On Thu, 11 Sep 2003 14:34:57 +0200
Boris 'pi' Piwinger <3.14 at logic.univie.ac.at> wrote:

> David Relson wrote:
> 
> > Anyhow, the "X-Subject:" contains
> > "=?ISO-8859-1?Q?f=FC?=?iso-8859-1?Q?r_Website?=" which is _not_
> > valid according to RFC2047.
> > 
> > I'll modify the code so it'll be more tolerant of illegal
> > constructs.
> 
> There could be two ways how to handle it. Try to decode it
> anyway or just not decode things which are not well-formed.
> In this example (actually there is on = missing), I'd go for
> the latter solution.
> 
> In things like space missing between MIME word and normal
> text (which we handle correctly by now) I actually found a
> reader which does procude it (so it is not only spam),
> namely some version of Outlook Express for Mac.
> 
> pi

pi,

As they say, there's more than one way to skin a cat :-)

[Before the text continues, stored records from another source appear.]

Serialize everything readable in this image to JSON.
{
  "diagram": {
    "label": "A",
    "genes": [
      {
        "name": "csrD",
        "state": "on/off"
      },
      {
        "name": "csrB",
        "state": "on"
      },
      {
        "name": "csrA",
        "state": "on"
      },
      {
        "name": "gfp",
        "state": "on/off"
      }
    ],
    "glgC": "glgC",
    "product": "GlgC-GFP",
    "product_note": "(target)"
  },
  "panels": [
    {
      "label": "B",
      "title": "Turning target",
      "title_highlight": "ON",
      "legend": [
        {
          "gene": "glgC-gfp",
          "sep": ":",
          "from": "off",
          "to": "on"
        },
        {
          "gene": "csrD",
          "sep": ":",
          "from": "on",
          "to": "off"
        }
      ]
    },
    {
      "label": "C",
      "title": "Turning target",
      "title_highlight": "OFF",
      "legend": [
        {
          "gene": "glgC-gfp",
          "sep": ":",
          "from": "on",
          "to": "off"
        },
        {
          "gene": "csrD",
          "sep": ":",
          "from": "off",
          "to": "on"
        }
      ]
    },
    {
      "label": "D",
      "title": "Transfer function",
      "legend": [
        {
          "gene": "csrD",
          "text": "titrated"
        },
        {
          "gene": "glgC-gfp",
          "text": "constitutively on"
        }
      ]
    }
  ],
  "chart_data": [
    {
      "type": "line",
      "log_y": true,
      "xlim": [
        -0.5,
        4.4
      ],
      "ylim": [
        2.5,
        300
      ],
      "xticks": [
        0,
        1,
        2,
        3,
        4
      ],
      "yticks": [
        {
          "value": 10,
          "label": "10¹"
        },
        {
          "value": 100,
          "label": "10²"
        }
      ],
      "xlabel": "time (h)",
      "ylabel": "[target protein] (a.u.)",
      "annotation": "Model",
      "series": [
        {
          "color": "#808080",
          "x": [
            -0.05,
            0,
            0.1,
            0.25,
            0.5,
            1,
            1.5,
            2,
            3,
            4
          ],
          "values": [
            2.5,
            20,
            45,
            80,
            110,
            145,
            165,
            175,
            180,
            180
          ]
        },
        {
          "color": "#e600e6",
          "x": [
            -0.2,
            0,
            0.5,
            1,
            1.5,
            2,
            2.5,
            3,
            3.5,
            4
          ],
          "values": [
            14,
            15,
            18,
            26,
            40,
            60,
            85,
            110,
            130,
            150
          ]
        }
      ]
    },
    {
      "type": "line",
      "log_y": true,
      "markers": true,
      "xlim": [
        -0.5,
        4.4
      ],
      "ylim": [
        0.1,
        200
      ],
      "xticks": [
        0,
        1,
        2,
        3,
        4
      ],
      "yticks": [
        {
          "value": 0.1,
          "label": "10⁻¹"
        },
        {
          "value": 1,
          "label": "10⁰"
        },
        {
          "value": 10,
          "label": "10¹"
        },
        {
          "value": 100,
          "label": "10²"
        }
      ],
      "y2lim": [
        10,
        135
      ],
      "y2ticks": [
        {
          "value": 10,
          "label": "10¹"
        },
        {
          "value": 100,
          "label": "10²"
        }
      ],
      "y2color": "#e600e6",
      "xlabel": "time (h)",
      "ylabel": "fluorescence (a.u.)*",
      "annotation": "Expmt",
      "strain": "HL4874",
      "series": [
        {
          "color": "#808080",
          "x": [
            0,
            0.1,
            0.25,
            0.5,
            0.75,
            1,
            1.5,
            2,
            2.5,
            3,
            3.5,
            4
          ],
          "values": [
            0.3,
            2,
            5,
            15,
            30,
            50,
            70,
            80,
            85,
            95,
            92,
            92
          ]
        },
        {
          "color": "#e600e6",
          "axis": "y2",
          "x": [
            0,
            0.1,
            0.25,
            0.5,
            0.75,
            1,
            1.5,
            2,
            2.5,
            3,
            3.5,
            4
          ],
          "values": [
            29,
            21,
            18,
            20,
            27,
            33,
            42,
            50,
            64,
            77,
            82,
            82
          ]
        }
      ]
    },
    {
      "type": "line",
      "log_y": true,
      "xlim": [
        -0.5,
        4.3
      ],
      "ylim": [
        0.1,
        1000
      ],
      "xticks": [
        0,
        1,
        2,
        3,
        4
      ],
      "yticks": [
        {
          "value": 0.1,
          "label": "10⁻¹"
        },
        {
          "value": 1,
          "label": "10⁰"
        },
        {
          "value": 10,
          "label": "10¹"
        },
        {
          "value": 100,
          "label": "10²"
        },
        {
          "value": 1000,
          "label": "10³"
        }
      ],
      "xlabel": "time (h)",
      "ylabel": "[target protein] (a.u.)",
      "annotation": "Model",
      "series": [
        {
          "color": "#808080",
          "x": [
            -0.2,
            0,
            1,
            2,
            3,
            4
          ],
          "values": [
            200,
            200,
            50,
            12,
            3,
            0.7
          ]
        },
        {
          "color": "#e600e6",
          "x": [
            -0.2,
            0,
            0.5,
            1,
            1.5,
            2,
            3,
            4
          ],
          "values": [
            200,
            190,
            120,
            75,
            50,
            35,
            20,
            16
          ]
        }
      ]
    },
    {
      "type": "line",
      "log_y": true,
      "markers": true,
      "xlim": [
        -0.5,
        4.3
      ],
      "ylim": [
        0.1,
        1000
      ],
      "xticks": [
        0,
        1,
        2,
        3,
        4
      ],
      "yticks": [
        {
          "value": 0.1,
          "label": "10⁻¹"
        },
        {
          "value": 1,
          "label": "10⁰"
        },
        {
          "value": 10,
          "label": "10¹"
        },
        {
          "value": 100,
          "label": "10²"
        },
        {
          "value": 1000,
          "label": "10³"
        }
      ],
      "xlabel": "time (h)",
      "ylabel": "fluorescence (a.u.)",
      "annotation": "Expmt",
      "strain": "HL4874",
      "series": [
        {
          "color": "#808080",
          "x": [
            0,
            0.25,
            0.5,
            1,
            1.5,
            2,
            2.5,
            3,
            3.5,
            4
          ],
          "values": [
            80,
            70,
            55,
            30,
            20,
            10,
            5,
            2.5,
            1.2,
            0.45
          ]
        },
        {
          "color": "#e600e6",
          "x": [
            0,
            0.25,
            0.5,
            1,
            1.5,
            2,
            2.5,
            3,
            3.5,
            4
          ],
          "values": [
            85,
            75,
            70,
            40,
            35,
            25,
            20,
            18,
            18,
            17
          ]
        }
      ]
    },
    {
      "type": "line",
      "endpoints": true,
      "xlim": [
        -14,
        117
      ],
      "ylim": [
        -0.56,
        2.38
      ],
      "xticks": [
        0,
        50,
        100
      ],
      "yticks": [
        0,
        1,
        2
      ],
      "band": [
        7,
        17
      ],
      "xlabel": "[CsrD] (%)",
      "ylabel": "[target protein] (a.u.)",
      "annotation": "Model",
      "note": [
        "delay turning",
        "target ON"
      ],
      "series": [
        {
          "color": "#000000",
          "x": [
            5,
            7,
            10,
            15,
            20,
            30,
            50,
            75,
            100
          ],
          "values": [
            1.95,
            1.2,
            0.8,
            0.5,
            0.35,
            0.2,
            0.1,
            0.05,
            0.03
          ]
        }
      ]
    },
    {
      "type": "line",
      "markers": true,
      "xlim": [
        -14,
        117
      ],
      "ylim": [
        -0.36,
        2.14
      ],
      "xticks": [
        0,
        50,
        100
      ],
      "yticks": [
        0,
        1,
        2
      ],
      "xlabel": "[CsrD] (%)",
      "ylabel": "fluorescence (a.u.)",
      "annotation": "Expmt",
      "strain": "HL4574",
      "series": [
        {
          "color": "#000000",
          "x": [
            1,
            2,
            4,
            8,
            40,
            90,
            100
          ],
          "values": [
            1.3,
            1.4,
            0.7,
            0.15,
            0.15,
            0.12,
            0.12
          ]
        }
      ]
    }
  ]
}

The basic plan with encoded text is to have lexer_v3.l match the
appropriate pattern and then pass the matching text to function
decode_text() to converted base64 and quoted-printable ('B' and 'Q')
chunks to their real value.  Initially the lexer pattern specified the
allowed characters for the 'B' and 'Q' chunks.  Bogofilter paid a
program size penalty of 300k (or so) for doing that.  Now the character
check is done by in C by base64_validate() and qp_validate().  

IF the lexer pattern is exactly right, then decode_text() will only get
properly formed encoded text chunks and the "pointer == NULL" checks
added today are not necessary.  

I've yet to determine whether the lexer pattern should be changed so
that the C code only has to process correctly encoded chunks.  Perhaps
I'll did deeper and perhaps I'll leave it as it is.